Regional Context: Joppa's Vulnerability Versus Maryland's Labor Market Strength

Contemporary Maryland data reveals a labor market operating from a position of relative strength compared to Joppa's 2006–2007 experience. The state's insured unemployment rate stands at 1.01 percent as of April 2026, reflecting tight labor market conditions. Year-over-year jobless claims in Maryland declined 19.2 percent, falling from 2,975 to 2,404 weekly initial claims. This trajectory contrasts sharply with the stress signals embedded in Joppa's early 2000s WARN notices.

At the national level, the insured unemployment rate of 1.25 percent and a headline unemployment rate of 4.3 percent further underscore the distance between current conditions and the recessionary environment Joppa confronted two decades ago. The 31.6 percent year-over-year decline in national initial jobless claims signals sustained labor market tightness that would have been unimaginable to Joppa workers facing displacement in 2006–2007.

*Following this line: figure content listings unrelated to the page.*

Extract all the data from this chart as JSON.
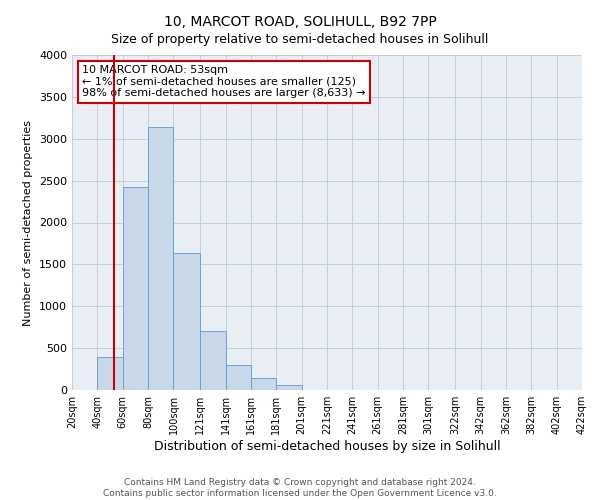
{
  "title": "10, MARCOT ROAD, SOLIHULL, B92 7PP",
  "subtitle": "Size of property relative to semi-detached houses in Solihull",
  "xlabel": "Distribution of semi-detached houses by size in Solihull",
  "ylabel": "Number of semi-detached properties",
  "footer_line1": "Contains HM Land Registry data © Crown copyright and database right 2024.",
  "footer_line2": "Contains public sector information licensed under the Open Government Licence v3.0.",
  "bin_labels": [
    "20sqm",
    "40sqm",
    "60sqm",
    "80sqm",
    "100sqm",
    "121sqm",
    "141sqm",
    "161sqm",
    "181sqm",
    "201sqm",
    "221sqm",
    "241sqm",
    "261sqm",
    "281sqm",
    "301sqm",
    "322sqm",
    "342sqm",
    "362sqm",
    "382sqm",
    "402sqm",
    "422sqm"
  ],
  "bar_heights": [
    0,
    390,
    2420,
    3140,
    1630,
    700,
    300,
    140,
    60,
    0,
    0,
    0,
    0,
    0,
    0,
    0,
    0,
    0,
    0,
    0
  ],
  "bar_color": "#c8d8e8",
  "bar_edge_color": "#5b9bd5",
  "ylim": [
    0,
    4000
  ],
  "yticks": [
    0,
    500,
    1000,
    1500,
    2000,
    2500,
    3000,
    3500,
    4000
  ],
  "marker_x": 53,
  "marker_color": "#cc0000",
  "annotation_title": "10 MARCOT ROAD: 53sqm",
  "annotation_line1": "← 1% of semi-detached houses are smaller (125)",
  "annotation_line2": "98% of semi-detached houses are larger (8,633) →",
  "annotation_box_color": "#ffffff",
  "annotation_border_color": "#cc0000",
  "bin_edges": [
    20,
    40,
    60,
    80,
    100,
    121,
    141,
    161,
    181,
    201,
    221,
    241,
    261,
    281,
    301,
    322,
    342,
    362,
    382,
    402,
    422
  ],
  "xlim_min": 20,
  "xlim_max": 422,
  "bg_color": "#e8eef4",
  "grid_color": "#c5cfd8",
  "title_fontsize": 10,
  "subtitle_fontsize": 9,
  "ylabel_fontsize": 8,
  "xlabel_fontsize": 9,
  "tick_fontsize": 7,
  "footer_fontsize": 6.5,
  "annotation_fontsize": 8
}
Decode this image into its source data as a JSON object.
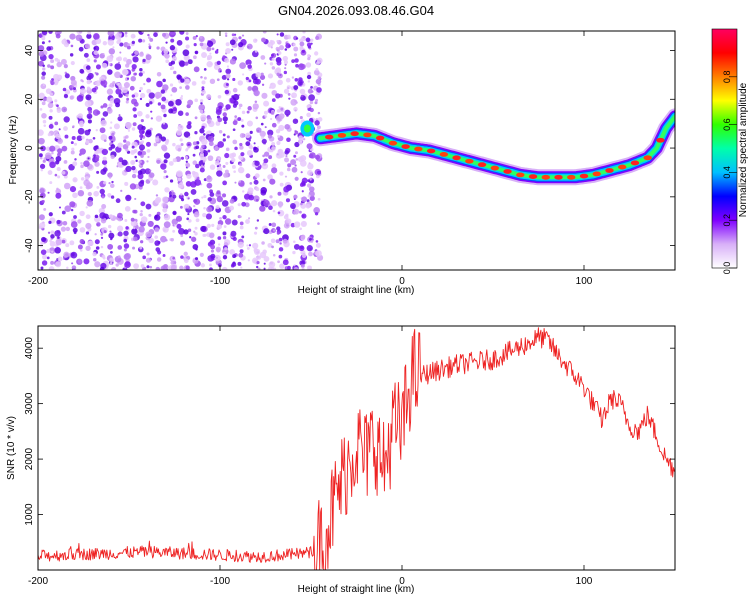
{
  "title": "GN04.2026.093.08.46.G04",
  "chart_data": [
    {
      "type": "heatmap",
      "description_type": "spectrogram",
      "xlabel": "Height of straight line (km)",
      "ylabel": "Frequency (Hz)",
      "xlim": [
        -200,
        150
      ],
      "ylim": [
        -50,
        48
      ],
      "xticks": [
        -200,
        -100,
        0,
        100
      ],
      "yticks": [
        -40,
        -20,
        0,
        20,
        40
      ],
      "colorbar": {
        "label": "Normalized spectral amplitude",
        "range": [
          0,
          1
        ],
        "ticks": [
          "0.0",
          "0.2",
          "0.4",
          "0.6",
          "0.8"
        ],
        "colormap": [
          "#ffffff",
          "#d8b0f8",
          "#7f00ff",
          "#0000ff",
          "#00c0ff",
          "#00ffaa",
          "#30ff00",
          "#ffff00",
          "#ff8000",
          "#ff0000",
          "#ff0060"
        ]
      },
      "noise_region_x": [
        -200,
        -45
      ],
      "signal_track": {
        "x": [
          -45,
          -35,
          -25,
          -15,
          -5,
          5,
          15,
          25,
          35,
          45,
          55,
          65,
          75,
          85,
          95,
          105,
          115,
          125,
          135,
          140,
          145,
          150
        ],
        "y": [
          4,
          5,
          6,
          5,
          2,
          0,
          -1,
          -3,
          -5,
          -7,
          -9,
          -11,
          -12,
          -12,
          -12,
          -11,
          -9,
          -7,
          -4,
          0,
          8,
          13
        ]
      }
    },
    {
      "type": "line",
      "xlabel": "Height of straight line (km)",
      "ylabel": "SNR (10 * v/v)",
      "xlim": [
        -200,
        150
      ],
      "ylim": [
        0,
        4400
      ],
      "xticks": [
        -200,
        -100,
        0,
        100
      ],
      "yticks": [
        1000,
        2000,
        3000,
        4000
      ],
      "line_color": "#ee2222",
      "series": [
        {
          "name": "SNR",
          "x": [
            -200,
            -180,
            -160,
            -140,
            -120,
            -100,
            -80,
            -60,
            -50,
            -45,
            -40,
            -35,
            -30,
            -25,
            -20,
            -15,
            -10,
            -5,
            0,
            5,
            10,
            20,
            30,
            40,
            50,
            60,
            70,
            75,
            80,
            85,
            90,
            95,
            100,
            105,
            110,
            115,
            120,
            125,
            130,
            135,
            140,
            145,
            150
          ],
          "y": [
            250,
            280,
            300,
            330,
            300,
            270,
            240,
            280,
            320,
            500,
            900,
            1400,
            1900,
            2300,
            2000,
            2400,
            1800,
            2600,
            2500,
            3500,
            3500,
            3600,
            3700,
            3750,
            3800,
            3950,
            4100,
            4200,
            4150,
            3900,
            3700,
            3500,
            3300,
            3000,
            2700,
            3100,
            3000,
            2600,
            2500,
            2800,
            2400,
            2000,
            1800
          ]
        }
      ]
    }
  ]
}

However, Maryland's labor market shows emerging caution signals worthy of monitoring. The four-week trend in initial jobless claims increased 6.3 percent, and national claims rose 9.3 percent over the same period, suggesting early cracks in otherwise robust hiring dynamics. Joppa's historical experience—where WARN notices preceded broader recession—serves as a reminder that localized labor market weakness can precede general deterioration by six to twelve months.

Local Economic Impact: Workforce Displacement in a Small Community

For a small municipality like Joppa, the displacement of 137 workers represents substantial economic disruption. The concentration within a single corporate family means that social networks, community institutions, and supporting businesses experienced highly correlated job losses rather than staggered attrition across diverse employers.

Workers displaced from FASST Federated Logistics faced labor market repositioning challenges specific to logistics and retail operations—sectors offering limited occupational transferability. A logistics coordinator or warehouse supervisor cannot readily transition into technology, healthcare, or professional services roles without substantial retraining. Regional job openings data suggests Maryland currently offers 126,000 open positions, indicating theoretical reabsorption capacity, but the occupational and geographic mismatch between logistics displacement and available positions likely required substantial adjustment.

The community's ability to absorb and retrain displaced workers depends on educational infrastructure, proximity to alternative employment centers, and industry diversity. Joppa's apparent reliance on logistics and retail suggests limited employment alternatives within the immediate locality, potentially necessitating commute expansion or residential relocation for displaced workers.

Absence of H-1B Parallel Activity

The H-1B data provided for Maryland offers no evidence of FASST Federated Logistics & Operations or related entities engaging in visa-sponsored employment during this period. The top H-1B employers in Maryland—Johns Hopkins University, National Institutes of Health, University of Maryland College Park, Baltimore City Public Schools, and Hughes Network Systems—occupy the research, education, and technology sectors, entirely distant from logistics operations.

This absence is analytically instructive: the layoff activity in Joppa occurred among firms pursuing no measurable H-1B hiring strategy. Unlike sectors where domestic layoffs coincide with foreign worker recruitment, Joppa's displacement reflects pure contraction rather than workforce substitution. This distinction suggests the underlying cause was demand destruction rather than labor cost arbitrage or deliberate replacement of domestic with foreign workers.